Dès qu'elle l'entendit passer dans la galerie, Lady Mary se glissa hors de la pièce, descendit par le portail et courut chez elle aussi vite qu'elle le put.
Or, il se trouva que le lendemain même devait être signé le contrat de mariage de Lady Mary et de M. Fox, et un somptueux petit-déjeuner était servi auparavant. Lorsque M. Fox fut assis à table en face de Lady Mary, il la regarda. « Comme vous êtes pâle ce matin, ma chère. » « Oui, » dit-elle, « j’ai mal dormi cette nuit.
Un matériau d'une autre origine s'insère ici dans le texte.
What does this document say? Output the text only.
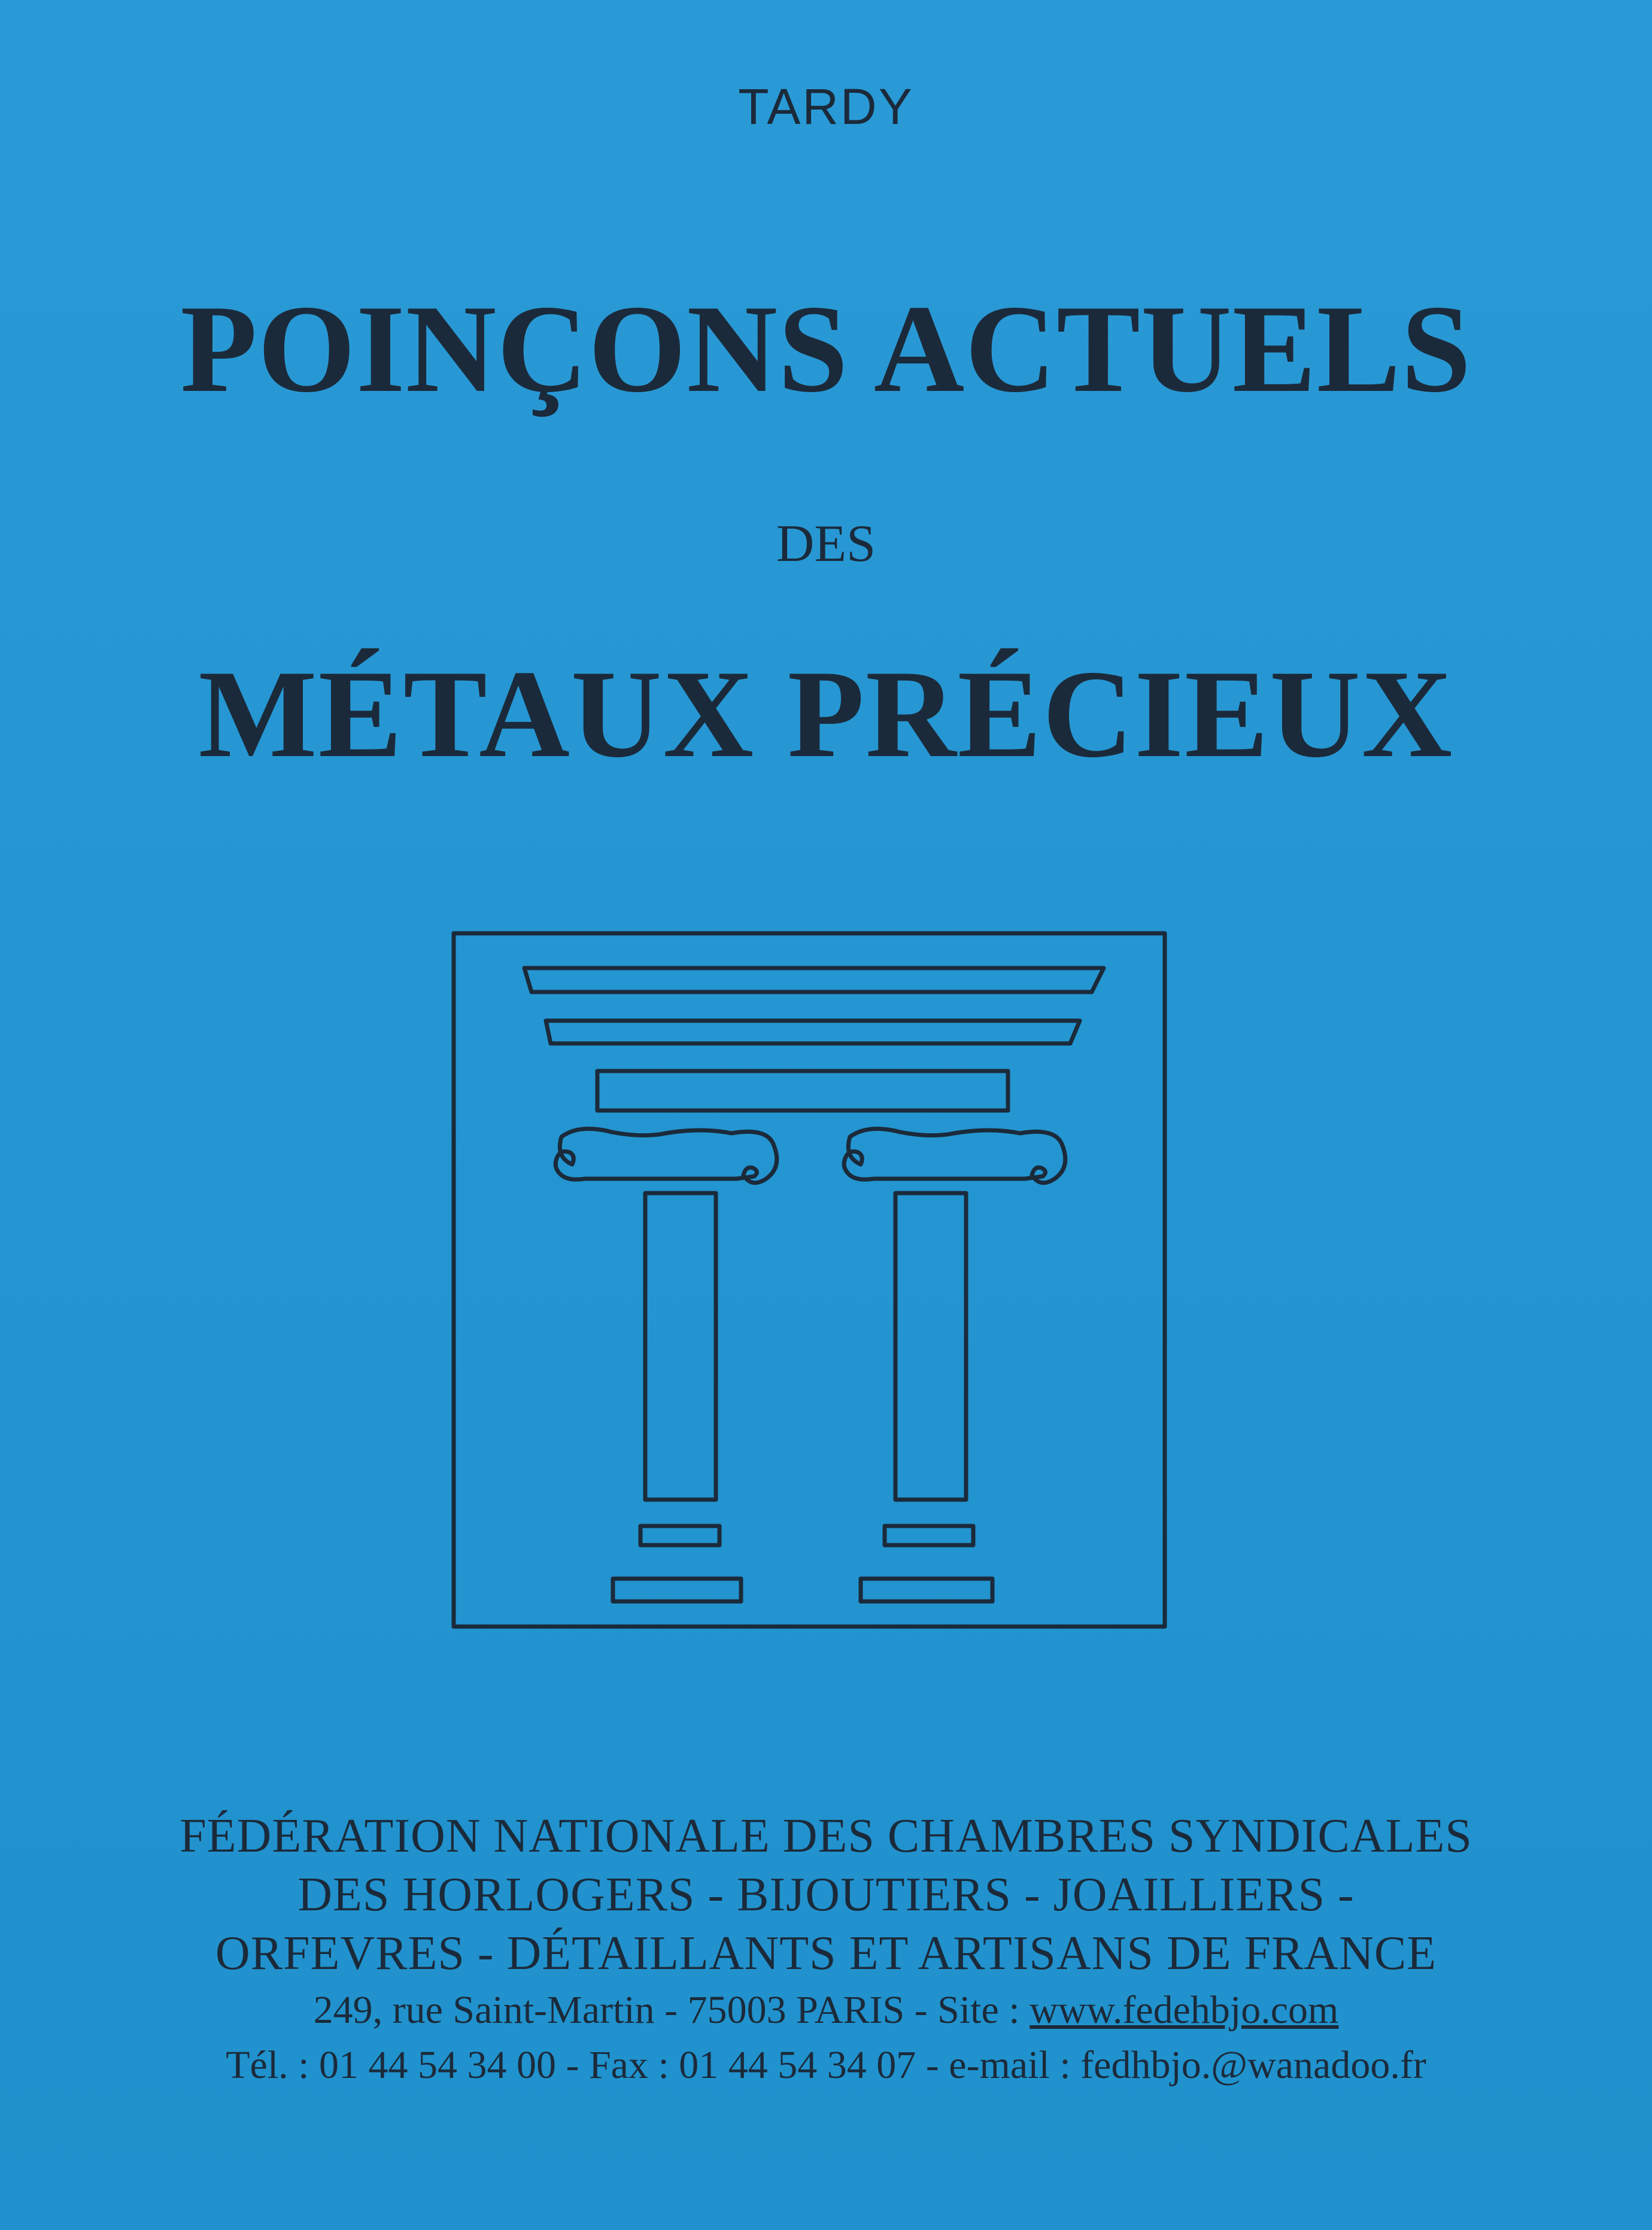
TARDY
POINÇONS ACTUELS
DES
MÉTAUX PRÉCIEUX
FÉDÉRATION NATIONALE DES CHAMBRES SYNDICALES
DES HORLOGERS - BIJOUTIERS - JOAILLIERS -
ORFEVRES - DÉTAILLANTS ET ARTISANS DE FRANCE
249, rue Saint-Martin - 75003 PARIS - Site : www.fedehbjo.com
Tél. : 01 44 54 34 00 - Fax : 01 44 54 34 07 - e-mail : fedhbjo.@wanadoo.fr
J’ai fait d’horribles cauchemars. » « Les rêves vont à l’encontre de l’interprétation, » dit M. Fox ; « mais racontez-nous votre rêve, et votre douce voix fera passer le temps jusqu’à l’heure heureuse. »
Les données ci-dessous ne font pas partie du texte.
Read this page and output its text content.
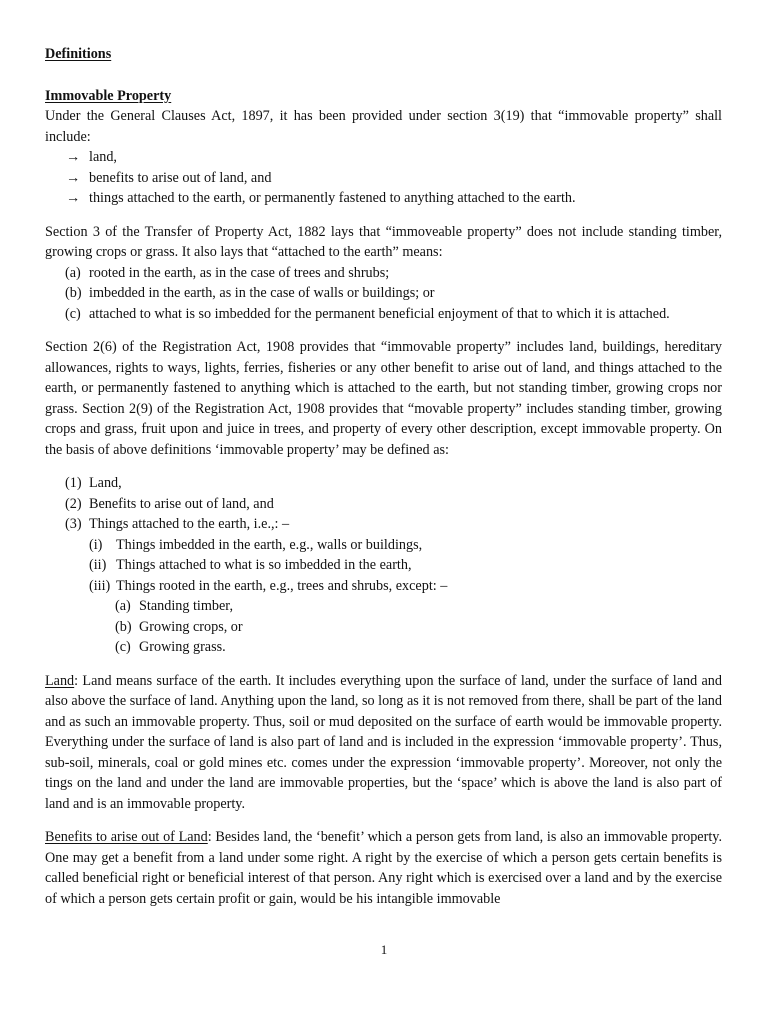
Definitions

Immovable Property

Under the General Clauses Act, 1897, it has been provided under section 3(19) that “immovable property” shall include:

→ land,
→ benefits to arise out of land, and
→ things attached to the earth, or permanently fastened to anything attached to the earth.

Section 3 of the Transfer of Property Act, 1882 lays that “immoveable property” does not include standing timber, growing crops or grass. It also lays that “attached to the earth” means:

(a) rooted in the earth, as in the case of trees and shrubs;
(b) imbedded in the earth, as in the case of walls or buildings; or
(c) attached to what is so imbedded for the permanent beneficial enjoyment of that to which it is attached.

Section 2(6) of the Registration Act, 1908 provides that “immovable property” includes land, buildings, hereditary allowances, rights to ways, lights, ferries, fisheries or any other benefit to arise out of land, and things attached to the earth, or permanently fastened to anything which is attached to the earth, but not standing timber, growing crops nor grass. Section 2(9) of the Registration Act, 1908 provides that “movable property” includes standing timber, growing crops and grass, fruit upon and juice in trees, and property of every other description, except immovable property. On the basis of above definitions ‘immovable property’ may be defined as:

(1) Land,
(2) Benefits to arise out of land, and
(3) Things attached to the earth, i.e.,: –
(i) Things imbedded in the earth, e.g., walls or buildings,
(ii) Things attached to what is so imbedded in the earth,
(iii) Things rooted in the earth, e.g., trees and shrubs, except: –
(a) Standing timber,
(b) Growing crops, or
(c) Growing grass.

Land: Land means surface of the earth. It includes everything upon the surface of land, under the surface of land and also above the surface of land. Anything upon the land, so long as it is not removed from there, shall be part of the land and as such an immovable property. Thus, soil or mud deposited on the surface of earth would be immovable property. Everything under the surface of land is also part of land and is included in the expression ‘immovable property’. Thus, sub-soil, minerals, coal or gold mines etc. comes under the expression ‘immovable property’. Moreover, not only the tings on the land and under the land are immovable properties, but the ‘space’ which is above the land is also part of land and is an immovable property.

Benefits to arise out of Land: Besides land, the ‘benefit’ which a person gets from land, is also an immovable property. One may get a benefit from a land under some right. A right by the exercise of which a person gets certain benefits is called beneficial right or beneficial interest of that person. Any right which is exercised over a land and by the exercise of which a person gets certain profit or gain, would be his intangible immovable

1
« J’ai rêvé, dit Lady Mary, que j’allais hier matin à votre château, et je l’ai trouvé dans les bois, avec de hauts murs et de profonds fossés, et au-dessus de la porte était écrit :
SOYEZ AUDACIEUX, SOYEZ AUDACIEUX.
« Mais ce n’est pas le cas, et ça ne l’a jamais été », a déclaré M. Fox.
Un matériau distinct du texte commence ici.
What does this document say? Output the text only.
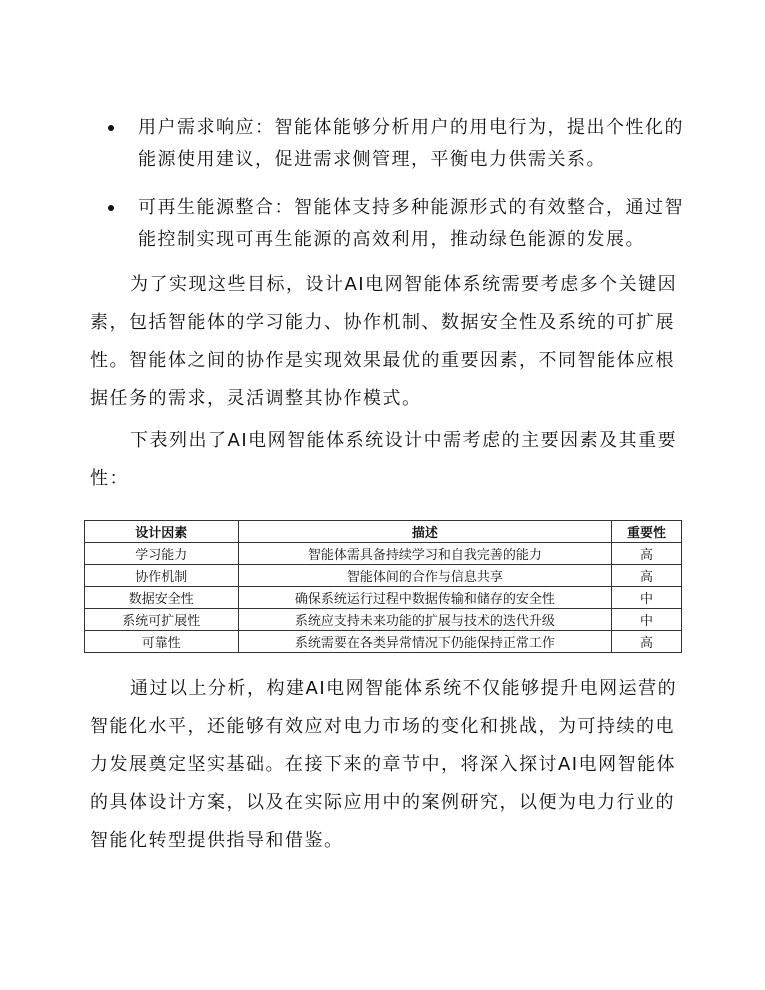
用户需求响应：智能体能够分析用户的用电行为，提出个性化的能源使用建议，促进需求侧管理，平衡电力供需关系。
可再生能源整合：智能体支持多种能源形式的有效整合，通过智能控制实现可再生能源的高效利用，推动绿色能源的发展。

为了实现这些目标，设计AI电网智能体系统需要考虑多个关键因素，包括智能体的学习能力、协作机制、数据安全性及系统的可扩展性。智能体之间的协作是实现效果最优的重要因素，不同智能体应根据任务的需求，灵活调整其协作模式。

下表列出了AI电网智能体系统设计中需考虑的主要因素及其重要性：

设计因素	描述	重要性
学习能力	智能体需具备持续学习和自我完善的能力	高
协作机制	智能体间的合作与信息共享	高
数据安全性	确保系统运行过程中数据传输和储存的安全性	中
系统可扩展性	系统应支持未来功能的扩展与技术的迭代升级	中
可靠性	系统需要在各类异常情况下仍能保持正常工作	高

通过以上分析，构建AI电网智能体系统不仅能够提升电网运营的智能化水平，还能够有效应对电力市场的变化和挑战，为可持续的电力发展奠定坚实基础。在接下来的章节中，将深入探讨AI电网智能体的具体设计方案，以及在实际应用中的案例研究，以便为电力行业的智能化转型提供指导和借鉴。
« Et quand je suis arrivé à la porte de là-haut, il était écrit :
SOYEZ AUDACIEUX, SOYEZ AUDACIEUX, MAIS PAS TROP AUDACIEUX.
« Ce n’est pas le cas, et ça ne l’a jamais été », a déclaré M. Fox.
« Puis je suis monté à l’étage et je suis arrivé dans une galerie, au fond de laquelle se trouvait une porte sur laquelle était écrit :
SOYEZ AUDACIEUX, SOYEZ AUDACIEUX, MAIS PAS TROP AUDACIEUX, DE RISQUE DE VOUS GELER LE CŒUR.
« Ce n’est pas le cas, et ça ne l’a jamais été », a déclaré M. Fox.
« Et puis… et puis j’ai ouvert la porte, et la pièce était remplie de corps et de squelettes de pauvres femmes mortes, tous tachés de leur sang. »
« Ce n’est pas le cas, et ça ne l’a jamais été. Et Dieu nous préserve que ce soit le cas », a déclaré M. Fox.
« J’ai alors rêvé que je dévalais la galerie en courant, et juste au moment où je descendais les escaliers, je vous ai vu, Monsieur Fox, arriver à la porte du hall, traînant derrière vous une pauvre jeune femme, riche et belle. »
« Ce n’est pas le cas, et ça ne l’a jamais été. Et Dieu nous préserve que ce soit le cas », a déclaré M. Fox.
« Je me suis précipitée en bas, juste à temps pour me cacher derrière un tonneau, quand vous, Monsieur Renard, êtes entré en traînant la jeune femme par le bras. Et, tandis que vous passiez devant moi, Monsieur Renard, il m'a semblé vous voir essayer de lui retirer sa bague en diamant, et comme vous n'y êtes pas parvenu, Monsieur Renard, il m'a semblé dans mon rêve que vous aviez sorti votre épée et tranché la main de la pauvre femme pour vous emparer de la bague. »
« Ce n’est pas ainsi, et cela n’a jamais été ainsi. Et Dieu nous préserve que cela le soit », dit M. Fox, et il allait ajouter quelque chose en se levant de son siège, lorsque Lady Mary s’écria :
« Mais c'est ainsi, et ça l'a toujours été. Voici la main et la bague que je dois vous montrer », dit-il en sortant la main de la dame de sa robe et en la pointant droit vers M. Fox.
Aussitôt, ses frères et ses amis dégainèrent leurs épées et découpèrent M. Fox en mille morceaux.